Customizing Pinot

There are a lot of places in Pinot which can be customized depending on the infrastructure or the use case. Below is a list of such customization points.

_images/CustomizingPinot.png

1. Generating Pinot segments

Typically, data files will be available on some offline data storage, such as HDFS, and a Hadoop job can be written to read the data and create the segment. The SegmentCreationJob class contains a hadoop job for creating segments. This is a map only job, and the mapper can be found in SegmentCreationMapper. You can override the SegmentCreationMapper with a custom mapper by overriding the SegmentCreationJob::getMapperClass() method. You can read more details about creating segments on Hadoop in Creating Pinot segments

Depending on how frequently new data is generated, you can schedule your jobs to run periodically using either cron or a scheduler such as Azkaban.

2. Pluggable storage

We expect the storage to be shared across controllers of the same cluster, such as NFS. You can write your own implementation of PinotFS to store segments in a data layer of your choice, for example Azure or S3. Please refer to the Pluggable Storage doc for more details.

3. Pluggable streams

We provide out of the box support for consumption from Kafka stream. You can write your own plugin in order to consume from another pub-sub stream such as Azure EventHubs or Amazon Kinesis. Refer to the Pluggable Streams doc for more details.

4. Encrypting segments

The PinotCrypter will encrypt and decrypt segments when they are uploaded to the controller or downloaded by the server.
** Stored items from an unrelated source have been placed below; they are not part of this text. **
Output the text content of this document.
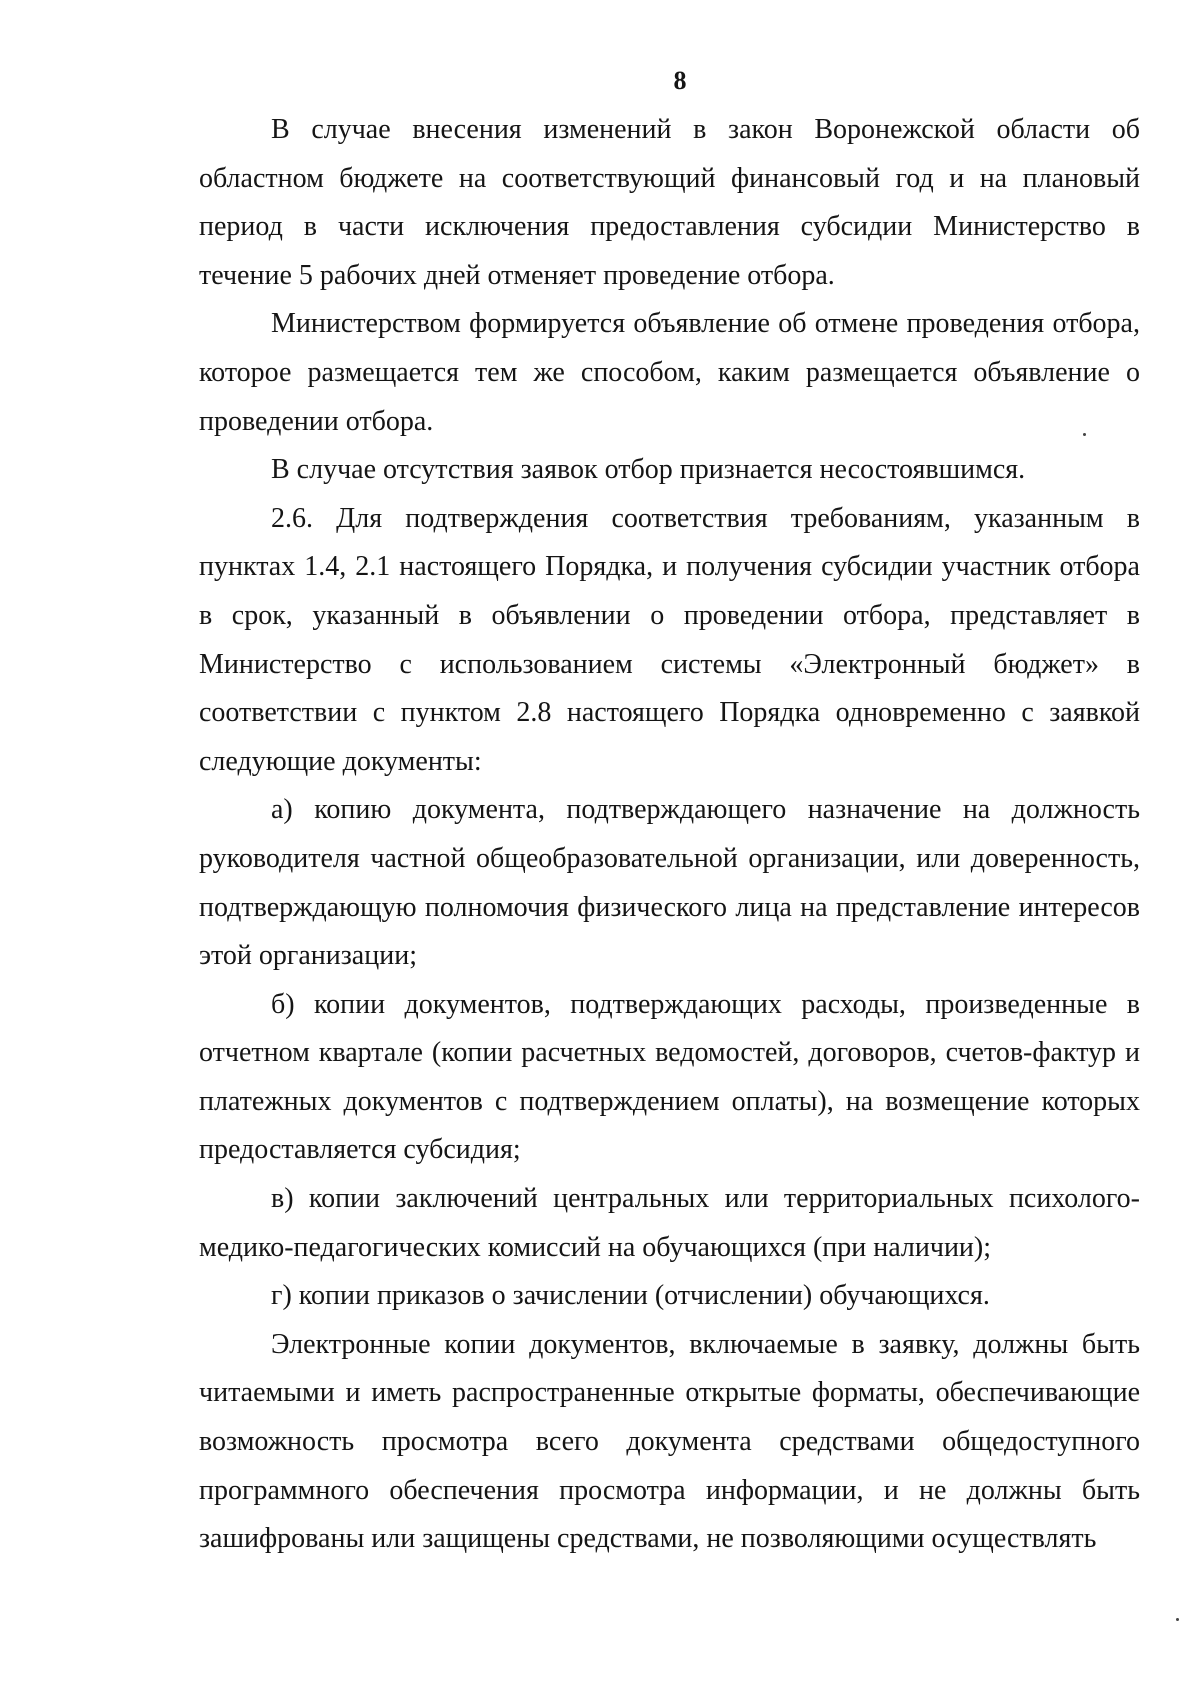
8

В случае внесения изменений в закон Воронежской области об областном бюджете на соответствующий финансовый год и на плановый период в части исключения предоставления субсидии Министерство в течение 5 рабочих дней отменяет проведение отбора.

Министерством формируется объявление об отмене проведения отбора, которое размещается тем же способом, каким размещается объявление о проведении отбора.

В случае отсутствия заявок отбор признается несостоявшимся.

2.6. Для подтверждения соответствия требованиям, указанным в пунктах 1.4, 2.1 настоящего Порядка, и получения субсидии участник отбора в срок, указанный в объявлении о проведении отбора, представляет в Министерство с использованием системы «Электронный бюджет» в соответствии с пунктом 2.8 настоящего Порядка одновременно с заявкой следующие документы:

а) копию документа, подтверждающего назначение на должность руководителя частной общеобразовательной организации, или доверенность, подтверждающую полномочия физического лица на представление интересов этой организации;

б) копии документов, подтверждающих расходы, произведенные в отчетном квартале (копии расчетных ведомостей, договоров, счетов-фактур и платежных документов с подтверждением оплаты), на возмещение которых предоставляется субсидия;

в) копии заключений центральных или территориальных психолого-медико-педагогических комиссий на обучающихся (при наличии);

г) копии приказов о зачислении (отчислении) обучающихся.

Электронные копии документов, включаемые в заявку, должны быть читаемыми и иметь распространенные открытые форматы, обеспечивающие возможность просмотра всего документа средствами общедоступного программного обеспечения просмотра информации, и не должны быть зашифрованы или защищены средствами, не позволяющими осуществлять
This class is especially useful in cases where segments cannot be stored unencrypted in storage. By default, we use NoOpPinotCrypter crypter which will not encrypt anything.

You can write your own implementation by extending the org.apache.pinot.core.crypt.PinotCrypter interface in a similar fashion. The crypter can be used by passing the crypter class name in the header for the upload request as the header string CRYPTER.

5. Segment assignment strategies

We have various strategies for assigning segments to the available servers. These can be found under the SegmentAssignmentStrategy interface. More details about which one to use depending on your usecase can be found in Tuning Pinot. By default, the BalanceNumSegmentAssignmentStrategy will be used.

You can also write your own by implementing the org.apache.pinot.controller.helix.core.sharding.SegmentAssignmentStrategy interface. The segment assignment strategy can be configured for a table by setting it in the table config as

{
    "segmentsConfig": {
        "segmentAssignmentStrategy": "BalanceNumSegmentAssignmentStrategy",
        ...
    }
}

6. Data partitioning strategies

We have various algorithms to partition data during segment creation, as listed under the interface PartitionFunction. No partitioning is done by default. You can write your own partitioning function by implementing the interface for org.apache.pinot.core.data.partition.PartitionFunction. The partitioning function can be configured on the required columns in the table config as

{
     "segmentPartitionConfig": {
        "columnPartitionMap": {
            "userId": {
                "functionName": "murmur",
                "numPartitions": 10
            }
        }
    }
}

7. Routing strategies

We have many routing strategies which you can find under the RoutingTableBuilder interface. More details about which one to use depending on your usecase can be found in Tuning Pinot. By default we will use DefaultOfflineRoutingTableBuilder or the DefaultRealtimeRoutingTableBuilder.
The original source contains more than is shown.